Published online by Cambridge University Press: 05 June 2012
The specter of genocide, unleashed with a vengeance in the twentieth century, now haunts the globe. For several decades, daily newspapers and nightly television news have regularly featured stories about genocide and other mass violence. Killing continues almost under our noses. New and horrific mass crimes and violence seem only around the corner. For these reasons and more, scholars from many disciplines and writers of all kinds have immersed themselves in the tasks of researching past and ongoing cases of mass murder. The terrorist attacks of September 2001 on the World Trade Center in New York will certainly stimulate more such research.

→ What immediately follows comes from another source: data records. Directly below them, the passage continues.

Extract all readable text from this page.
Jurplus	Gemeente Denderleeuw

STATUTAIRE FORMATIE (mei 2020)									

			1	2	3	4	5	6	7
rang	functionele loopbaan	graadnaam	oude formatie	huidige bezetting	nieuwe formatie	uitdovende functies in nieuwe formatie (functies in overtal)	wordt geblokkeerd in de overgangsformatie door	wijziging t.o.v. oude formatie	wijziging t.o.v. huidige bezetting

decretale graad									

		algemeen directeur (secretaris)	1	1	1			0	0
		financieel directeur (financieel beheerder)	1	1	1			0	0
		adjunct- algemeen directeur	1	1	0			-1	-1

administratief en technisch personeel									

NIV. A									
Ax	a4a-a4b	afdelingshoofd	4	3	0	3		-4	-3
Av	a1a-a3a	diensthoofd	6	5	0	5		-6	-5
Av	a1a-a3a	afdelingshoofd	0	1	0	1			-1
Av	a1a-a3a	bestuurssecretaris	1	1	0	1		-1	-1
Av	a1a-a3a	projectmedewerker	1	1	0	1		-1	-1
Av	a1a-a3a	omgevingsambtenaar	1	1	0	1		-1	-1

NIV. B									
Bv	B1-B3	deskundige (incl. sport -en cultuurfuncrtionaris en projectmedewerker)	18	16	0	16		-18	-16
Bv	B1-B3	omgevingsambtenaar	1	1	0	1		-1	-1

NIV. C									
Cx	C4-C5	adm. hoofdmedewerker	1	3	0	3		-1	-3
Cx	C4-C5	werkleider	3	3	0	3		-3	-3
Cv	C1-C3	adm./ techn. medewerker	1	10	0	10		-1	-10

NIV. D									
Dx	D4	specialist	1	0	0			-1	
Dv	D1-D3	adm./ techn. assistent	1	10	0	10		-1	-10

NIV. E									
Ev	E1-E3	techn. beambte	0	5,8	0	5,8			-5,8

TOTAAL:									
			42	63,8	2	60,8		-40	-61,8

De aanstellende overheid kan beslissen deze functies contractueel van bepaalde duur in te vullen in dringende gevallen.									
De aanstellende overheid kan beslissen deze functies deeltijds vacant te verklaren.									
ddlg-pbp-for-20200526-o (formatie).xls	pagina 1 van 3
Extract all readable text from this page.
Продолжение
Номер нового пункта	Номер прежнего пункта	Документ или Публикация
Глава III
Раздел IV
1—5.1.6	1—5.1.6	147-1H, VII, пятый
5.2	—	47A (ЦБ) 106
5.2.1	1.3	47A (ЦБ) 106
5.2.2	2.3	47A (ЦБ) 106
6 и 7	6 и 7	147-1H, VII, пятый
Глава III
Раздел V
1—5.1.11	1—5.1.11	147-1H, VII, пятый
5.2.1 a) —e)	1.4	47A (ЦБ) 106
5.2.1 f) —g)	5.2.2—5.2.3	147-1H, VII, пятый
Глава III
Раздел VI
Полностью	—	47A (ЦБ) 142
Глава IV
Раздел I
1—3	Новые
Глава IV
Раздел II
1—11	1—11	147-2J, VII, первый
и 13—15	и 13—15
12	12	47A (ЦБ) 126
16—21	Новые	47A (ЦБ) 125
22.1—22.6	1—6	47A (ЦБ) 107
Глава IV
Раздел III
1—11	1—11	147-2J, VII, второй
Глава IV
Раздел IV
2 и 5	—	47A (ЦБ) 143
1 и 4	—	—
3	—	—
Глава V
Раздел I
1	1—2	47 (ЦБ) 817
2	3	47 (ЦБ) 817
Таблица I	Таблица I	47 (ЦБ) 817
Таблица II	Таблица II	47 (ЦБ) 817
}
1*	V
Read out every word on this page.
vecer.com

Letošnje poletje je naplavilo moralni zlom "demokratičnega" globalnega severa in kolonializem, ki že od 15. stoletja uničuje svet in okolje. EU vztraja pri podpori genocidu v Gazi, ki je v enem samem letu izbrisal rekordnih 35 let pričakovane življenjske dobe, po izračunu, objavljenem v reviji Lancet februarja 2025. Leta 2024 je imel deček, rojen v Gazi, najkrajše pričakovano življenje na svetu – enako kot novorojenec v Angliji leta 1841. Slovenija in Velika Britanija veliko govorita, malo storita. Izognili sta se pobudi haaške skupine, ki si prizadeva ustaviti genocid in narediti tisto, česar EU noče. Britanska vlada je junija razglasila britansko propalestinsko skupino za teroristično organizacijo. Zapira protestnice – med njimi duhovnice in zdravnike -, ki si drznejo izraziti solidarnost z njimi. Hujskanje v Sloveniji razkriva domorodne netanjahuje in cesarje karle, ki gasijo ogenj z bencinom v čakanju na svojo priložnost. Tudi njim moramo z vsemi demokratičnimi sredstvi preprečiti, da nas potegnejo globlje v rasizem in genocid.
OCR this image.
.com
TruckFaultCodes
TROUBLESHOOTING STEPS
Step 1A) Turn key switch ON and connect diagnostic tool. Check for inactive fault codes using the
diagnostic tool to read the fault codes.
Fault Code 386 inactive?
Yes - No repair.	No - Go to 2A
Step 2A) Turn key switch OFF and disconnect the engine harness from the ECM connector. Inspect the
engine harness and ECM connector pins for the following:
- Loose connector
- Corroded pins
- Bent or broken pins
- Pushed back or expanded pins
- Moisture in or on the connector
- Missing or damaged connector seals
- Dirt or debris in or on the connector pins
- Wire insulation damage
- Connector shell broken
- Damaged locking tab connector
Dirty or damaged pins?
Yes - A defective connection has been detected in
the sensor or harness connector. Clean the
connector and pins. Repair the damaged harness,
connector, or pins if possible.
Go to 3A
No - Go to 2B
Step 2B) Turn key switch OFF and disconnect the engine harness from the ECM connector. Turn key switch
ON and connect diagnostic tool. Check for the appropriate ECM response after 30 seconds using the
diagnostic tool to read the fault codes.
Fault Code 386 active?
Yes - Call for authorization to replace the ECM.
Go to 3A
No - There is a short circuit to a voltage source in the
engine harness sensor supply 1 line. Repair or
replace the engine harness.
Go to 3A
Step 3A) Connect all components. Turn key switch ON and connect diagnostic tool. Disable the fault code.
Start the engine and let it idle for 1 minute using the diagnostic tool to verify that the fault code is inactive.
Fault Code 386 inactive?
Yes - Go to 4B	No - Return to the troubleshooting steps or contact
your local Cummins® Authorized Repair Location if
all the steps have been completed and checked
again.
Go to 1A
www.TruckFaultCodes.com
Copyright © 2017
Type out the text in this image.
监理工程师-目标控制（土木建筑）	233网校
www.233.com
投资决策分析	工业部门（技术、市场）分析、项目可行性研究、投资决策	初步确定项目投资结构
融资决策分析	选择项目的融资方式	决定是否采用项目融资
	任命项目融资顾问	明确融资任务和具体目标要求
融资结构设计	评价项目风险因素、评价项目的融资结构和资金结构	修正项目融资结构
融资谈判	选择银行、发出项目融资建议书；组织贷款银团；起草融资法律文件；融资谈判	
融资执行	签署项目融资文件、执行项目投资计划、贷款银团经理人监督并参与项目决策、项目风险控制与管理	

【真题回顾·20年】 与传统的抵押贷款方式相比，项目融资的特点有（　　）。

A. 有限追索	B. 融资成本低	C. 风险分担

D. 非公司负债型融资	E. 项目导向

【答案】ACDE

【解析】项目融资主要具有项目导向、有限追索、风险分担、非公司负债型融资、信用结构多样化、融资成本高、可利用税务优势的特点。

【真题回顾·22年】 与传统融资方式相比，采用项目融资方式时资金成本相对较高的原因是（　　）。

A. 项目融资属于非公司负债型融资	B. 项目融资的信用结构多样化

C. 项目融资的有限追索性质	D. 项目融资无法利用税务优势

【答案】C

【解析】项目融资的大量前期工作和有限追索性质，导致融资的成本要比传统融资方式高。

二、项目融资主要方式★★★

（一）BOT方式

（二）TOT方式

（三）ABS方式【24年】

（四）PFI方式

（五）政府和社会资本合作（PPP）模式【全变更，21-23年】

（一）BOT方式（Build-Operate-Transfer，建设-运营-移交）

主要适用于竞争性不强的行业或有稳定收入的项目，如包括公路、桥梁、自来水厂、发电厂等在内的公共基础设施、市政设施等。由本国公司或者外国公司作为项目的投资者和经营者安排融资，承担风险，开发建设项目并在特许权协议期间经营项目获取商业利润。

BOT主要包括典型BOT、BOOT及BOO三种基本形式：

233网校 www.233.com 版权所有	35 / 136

Our sense of the multiplying violence around us is reinforced by the plethora of new evidence about past atrocities, partly from the post–Cold War opening of formerly secret Soviet archives, but also elsewhere. The discovery of the chilling security archives of the Khmer Rouge, revelations of Italian wartime crimes against humanity in the Balkans and Africa, new evidence of French official crimes during the Algerian War in the memoirs of General Paul Aussaresses, and documentation of the Western Hemisphere–wide “Thirty Years' Dirty War” against leftists in Latin America have all brought heretofore hidden mass murders to public attention. Even lost Nazi documents continue to surface, and historians are producing new studies of the Holocaust based on them.